Two summer films— Downton Abbey. A new era, and the professor and the madman

We’ve already had a chance to praise the new Top Gun movie which came out last month, and so far it’s the best summer action flick out of them all. This blog post will focus on Downton Abbey and the Professor and the Madman. The latter was condemned by Covid not to appear in theaters in 2020-21, and so I saw him on the plane returning from Istanbul. This is a true story of how the OED, the Oxford English Dictionary, was compiled, and has a clear Christian message. The first has already had a good month in theaters and is a fun period piece. Let’s take care of Downton first.

As we catch up with the Crawleys (who aren’t scary critters), we’ve come to the dawn of 1930. The conceit of the film is that “Granny” (Maggie Smith) has somehow inherited a villa in the south of France …. and as she asks her family “do I look like a person who would turn down a villa in the south of France?” Obviously not, because she was born at the mansion. The other intrigue is that a silent movie is going to be shot at Downton, which before it’s finished turns into a talky, one of the first. The film begins with a wedding and ends with a funeral, and in between we have two marriage proposals.

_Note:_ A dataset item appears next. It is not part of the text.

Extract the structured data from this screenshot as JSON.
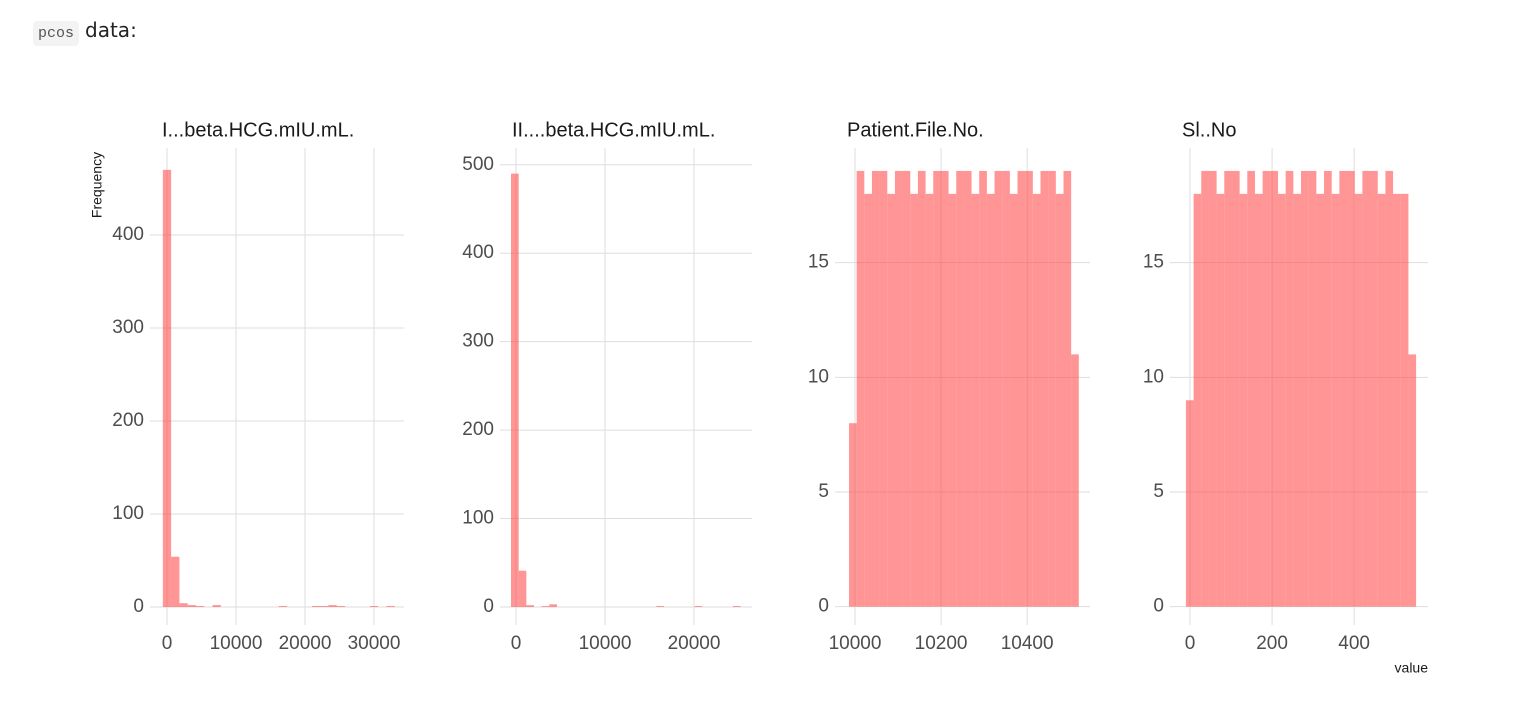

The film is two hours and a bit long, and has the usual charming Julian Fellowes dialogue as usual, although I have to admit the banter came so fast towards the start of the film that it felt a little contrived. Never mind, if you like these people and are interested in their next adventures, you will overlook the little flaws and enjoy the scenes that make you laugh and those that could make you cry. At the very heart of the story is of course Mary alias Michelle Dockery, now the mistress of Downton, whose husband gallops, and does not make an appearance in this film. All the other familiar faces and a few new ones are present and accounted for. If this is the last hurray for the Downton gang, they’re definitely coming out in style, and I mean amazing clothes, stages, homes, furniture, and estates. An interesting development is that Lord Granville has lost considerable weight. It seems good. I enjoyed this movie a lot and luckily there is no violence, profanity or anything really objectionable in the movie. It’s a good family movie.

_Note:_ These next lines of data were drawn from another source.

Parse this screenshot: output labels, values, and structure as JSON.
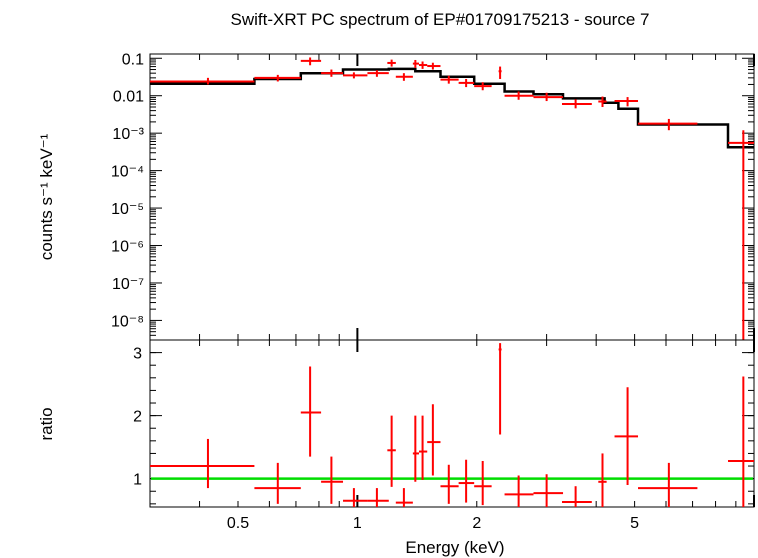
{
  "chart_data": [
    {
      "panel": "spectrum",
      "type": "scatter",
      "title": "Swift-XRT PC spectrum of EP#01709175213 - source 7",
      "xlabel": "Energy (keV)",
      "ylabel": "counts s⁻¹ keV⁻¹",
      "x_scale": "log",
      "y_scale": "log",
      "xlim": [
        0.3,
        10
      ],
      "ylim": [
        3e-09,
        0.13
      ],
      "y_tick_labels": [
        "0.1",
        "0.01",
        "10⁻³",
        "10⁻⁴",
        "10⁻⁵",
        "10⁻⁶",
        "10⁻⁷",
        "10⁻⁸"
      ],
      "y_tick_values": [
        0.1,
        0.01,
        0.001,
        0.0001,
        1e-05,
        1e-06,
        1e-07,
        1e-08
      ],
      "series": [
        {
          "kind": "data",
          "color": "#ff0000",
          "points": [
            {
              "x": 0.42,
              "xlo": 0.3,
              "xhi": 0.55,
              "y": 0.024,
              "ylo": 0.02,
              "yhi": 0.03
            },
            {
              "x": 0.63,
              "xlo": 0.55,
              "xhi": 0.72,
              "y": 0.03,
              "ylo": 0.024,
              "yhi": 0.036
            },
            {
              "x": 0.76,
              "xlo": 0.72,
              "xhi": 0.81,
              "y": 0.085,
              "ylo": 0.065,
              "yhi": 0.105
            },
            {
              "x": 0.86,
              "xlo": 0.81,
              "xhi": 0.92,
              "y": 0.04,
              "ylo": 0.032,
              "yhi": 0.05
            },
            {
              "x": 0.98,
              "xlo": 0.92,
              "xhi": 1.06,
              "y": 0.035,
              "ylo": 0.029,
              "yhi": 0.042
            },
            {
              "x": 1.12,
              "xlo": 1.06,
              "xhi": 1.2,
              "y": 0.04,
              "ylo": 0.032,
              "yhi": 0.048
            },
            {
              "x": 1.22,
              "xlo": 1.19,
              "xhi": 1.25,
              "y": 0.075,
              "ylo": 0.06,
              "yhi": 0.092
            },
            {
              "x": 1.31,
              "xlo": 1.25,
              "xhi": 1.38,
              "y": 0.032,
              "ylo": 0.025,
              "yhi": 0.04
            },
            {
              "x": 1.4,
              "xlo": 1.38,
              "xhi": 1.43,
              "y": 0.072,
              "ylo": 0.055,
              "yhi": 0.09
            },
            {
              "x": 1.46,
              "xlo": 1.43,
              "xhi": 1.5,
              "y": 0.066,
              "ylo": 0.052,
              "yhi": 0.082
            },
            {
              "x": 1.55,
              "xlo": 1.5,
              "xhi": 1.62,
              "y": 0.062,
              "ylo": 0.05,
              "yhi": 0.076
            },
            {
              "x": 1.7,
              "xlo": 1.62,
              "xhi": 1.8,
              "y": 0.027,
              "ylo": 0.021,
              "yhi": 0.034
            },
            {
              "x": 1.88,
              "xlo": 1.8,
              "xhi": 1.97,
              "y": 0.022,
              "ylo": 0.017,
              "yhi": 0.028
            },
            {
              "x": 2.07,
              "xlo": 1.97,
              "xhi": 2.18,
              "y": 0.018,
              "ylo": 0.014,
              "yhi": 0.023
            },
            {
              "x": 2.29,
              "xlo": 2.27,
              "xhi": 2.31,
              "y": 0.045,
              "ylo": 0.028,
              "yhi": 0.06
            },
            {
              "x": 2.55,
              "xlo": 2.35,
              "xhi": 2.78,
              "y": 0.01,
              "ylo": 0.0078,
              "yhi": 0.013
            },
            {
              "x": 3.0,
              "xlo": 2.78,
              "xhi": 3.3,
              "y": 0.0092,
              "ylo": 0.0072,
              "yhi": 0.012
            },
            {
              "x": 3.55,
              "xlo": 3.28,
              "xhi": 3.9,
              "y": 0.006,
              "ylo": 0.0046,
              "yhi": 0.008
            },
            {
              "x": 4.15,
              "xlo": 4.05,
              "xhi": 4.25,
              "y": 0.007,
              "ylo": 0.005,
              "yhi": 0.0095
            },
            {
              "x": 4.8,
              "xlo": 4.45,
              "xhi": 5.1,
              "y": 0.0072,
              "ylo": 0.0052,
              "yhi": 0.0092
            },
            {
              "x": 6.1,
              "xlo": 5.1,
              "xhi": 7.2,
              "y": 0.0018,
              "ylo": 0.0012,
              "yhi": 0.0024
            },
            {
              "x": 9.4,
              "xlo": 8.6,
              "xhi": 10.0,
              "y": 0.00055,
              "ylo": 3e-09,
              "yhi": 0.0012
            }
          ]
        },
        {
          "kind": "model",
          "color": "#000000",
          "steps": [
            {
              "e": 0.3,
              "y": 0.021
            },
            {
              "e": 0.55,
              "y": 0.028
            },
            {
              "e": 0.72,
              "y": 0.04
            },
            {
              "e": 0.92,
              "y": 0.05
            },
            {
              "e": 1.2,
              "y": 0.052
            },
            {
              "e": 1.4,
              "y": 0.045
            },
            {
              "e": 1.62,
              "y": 0.032
            },
            {
              "e": 1.97,
              "y": 0.021
            },
            {
              "e": 2.35,
              "y": 0.013
            },
            {
              "e": 2.78,
              "y": 0.011
            },
            {
              "e": 3.3,
              "y": 0.0085
            },
            {
              "e": 4.2,
              "y": 0.0065
            },
            {
              "e": 4.55,
              "y": 0.0045
            },
            {
              "e": 5.1,
              "y": 0.0017
            },
            {
              "e": 8.6,
              "y": 0.00042
            },
            {
              "e": 10.0,
              "y": 0.00042
            }
          ]
        }
      ]
    },
    {
      "panel": "ratio",
      "type": "scatter",
      "xlabel": "Energy (keV)",
      "ylabel": "ratio",
      "x_scale": "log",
      "y_scale": "linear",
      "xlim": [
        0.3,
        10
      ],
      "ylim": [
        0.55,
        3.2
      ],
      "x_tick_labels": [
        "0.5",
        "1",
        "2",
        "5"
      ],
      "x_tick_values": [
        0.5,
        1,
        2,
        5
      ],
      "y_tick_labels": [
        "1",
        "2",
        "3"
      ],
      "y_tick_values": [
        1,
        2,
        3
      ],
      "reference_line": {
        "y": 1,
        "color": "#00dd00"
      },
      "series": [
        {
          "kind": "ratio",
          "color": "#ff0000",
          "points": [
            {
              "x": 0.42,
              "xlo": 0.3,
              "xhi": 0.55,
              "y": 1.2,
              "ylo": 0.85,
              "yhi": 1.63
            },
            {
              "x": 0.63,
              "xlo": 0.55,
              "xhi": 0.72,
              "y": 0.85,
              "ylo": 0.6,
              "yhi": 1.25
            },
            {
              "x": 0.76,
              "xlo": 0.72,
              "xhi": 0.81,
              "y": 2.05,
              "ylo": 1.35,
              "yhi": 2.78
            },
            {
              "x": 0.86,
              "xlo": 0.81,
              "xhi": 0.92,
              "y": 0.95,
              "ylo": 0.6,
              "yhi": 1.35
            },
            {
              "x": 0.98,
              "xlo": 0.92,
              "xhi": 1.06,
              "y": 0.65,
              "ylo": 0.55,
              "yhi": 0.85
            },
            {
              "x": 1.12,
              "xlo": 1.06,
              "xhi": 1.2,
              "y": 0.65,
              "ylo": 0.55,
              "yhi": 0.85
            },
            {
              "x": 1.22,
              "xlo": 1.19,
              "xhi": 1.25,
              "y": 1.45,
              "ylo": 0.87,
              "yhi": 2.0
            },
            {
              "x": 1.31,
              "xlo": 1.25,
              "xhi": 1.38,
              "y": 0.62,
              "ylo": 0.55,
              "yhi": 0.85
            },
            {
              "x": 1.4,
              "xlo": 1.38,
              "xhi": 1.43,
              "y": 1.4,
              "ylo": 0.95,
              "yhi": 2.0
            },
            {
              "x": 1.46,
              "xlo": 1.43,
              "xhi": 1.5,
              "y": 1.43,
              "ylo": 0.98,
              "yhi": 2.0
            },
            {
              "x": 1.55,
              "xlo": 1.5,
              "xhi": 1.62,
              "y": 1.58,
              "ylo": 1.05,
              "yhi": 2.18
            },
            {
              "x": 1.7,
              "xlo": 1.62,
              "xhi": 1.8,
              "y": 0.88,
              "ylo": 0.6,
              "yhi": 1.22
            },
            {
              "x": 1.88,
              "xlo": 1.8,
              "xhi": 1.97,
              "y": 0.93,
              "ylo": 0.62,
              "yhi": 1.3
            },
            {
              "x": 2.07,
              "xlo": 1.97,
              "xhi": 2.18,
              "y": 0.88,
              "ylo": 0.58,
              "yhi": 1.28
            },
            {
              "x": 2.29,
              "xlo": 2.27,
              "xhi": 2.31,
              "y": 3.05,
              "ylo": 1.7,
              "yhi": 3.15
            },
            {
              "x": 2.55,
              "xlo": 2.35,
              "xhi": 2.78,
              "y": 0.75,
              "ylo": 0.55,
              "yhi": 1.05
            },
            {
              "x": 3.0,
              "xlo": 2.78,
              "xhi": 3.3,
              "y": 0.77,
              "ylo": 0.55,
              "yhi": 1.07
            },
            {
              "x": 3.55,
              "xlo": 3.28,
              "xhi": 3.9,
              "y": 0.63,
              "ylo": 0.55,
              "yhi": 0.88
            },
            {
              "x": 4.15,
              "xlo": 4.05,
              "xhi": 4.25,
              "y": 0.95,
              "ylo": 0.55,
              "yhi": 1.4
            },
            {
              "x": 4.8,
              "xlo": 4.45,
              "xhi": 5.1,
              "y": 1.67,
              "ylo": 0.9,
              "yhi": 2.45
            },
            {
              "x": 6.1,
              "xlo": 5.1,
              "xhi": 7.2,
              "y": 0.85,
              "ylo": 0.55,
              "yhi": 1.25
            },
            {
              "x": 9.4,
              "xlo": 8.6,
              "xhi": 10.0,
              "y": 1.28,
              "ylo": 0.55,
              "yhi": 2.62
            }
          ]
        }
      ]
    }
  ]
}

Then there’s the great professor and madman drama starring Sean Penn and Mel Gibson, which should have been nominated for an Oscar for this film. He plays the central character, James Murray, a Scottish scholar who did the heavy lifting to create the dictionary. It is absolutely a true story. In desperation, he enlists an incarcerated and somewhat crazed American who suffered from what we would call American Civil War PTSD, and in the end was diagnosed with a bipolar condition. This movie is also just over two hours long and is one of the best dramas I’ve seen in a long time, especially if you limit yourself to those with a Christian theme, in this case about forgiveness and God’s grace. The acting is superb, the snobbery of the Oxford professors is believable, since Murray doesn’t have a college degree, he’s just a brilliant linguist, and the continuing effect of trying to produce this dictionary on woman and Murray’s family, not to mention Dr. William a surgeon who mistakenly shot a man he thought was pursuing him and landed in jail, but was given books to research the origins and usage of the words.

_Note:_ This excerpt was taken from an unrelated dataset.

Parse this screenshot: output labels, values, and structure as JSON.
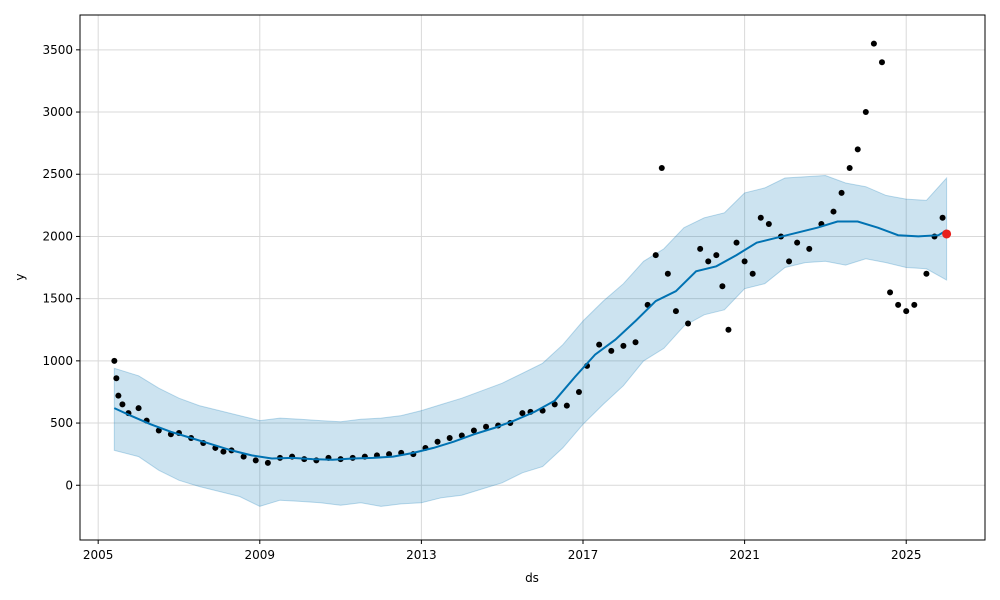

In many ways, this film is compelling, heartbreaking, and in the end a story of achievement, liberation, and even love against all odds. It’s such a shame that this movie, based on a great book, wasn’t released in the US this year, but I guess they figured that since 2019 was its originally planned release date, there were too many water under the bridge. It’s far better, as a serious, true drama, than any other similar movie released this year. Although painful to see the deterioration of Dr. William who is subjected to the abuse of quack medicine and the experiences of this era, there is still a story of overcoming and redemption to be told as well. I plan to use scenes from this film in teaching, especially the scene about God’s prevenient grace and the need to believe in forgiveness as a Christian. I ended up crying at the end of this one.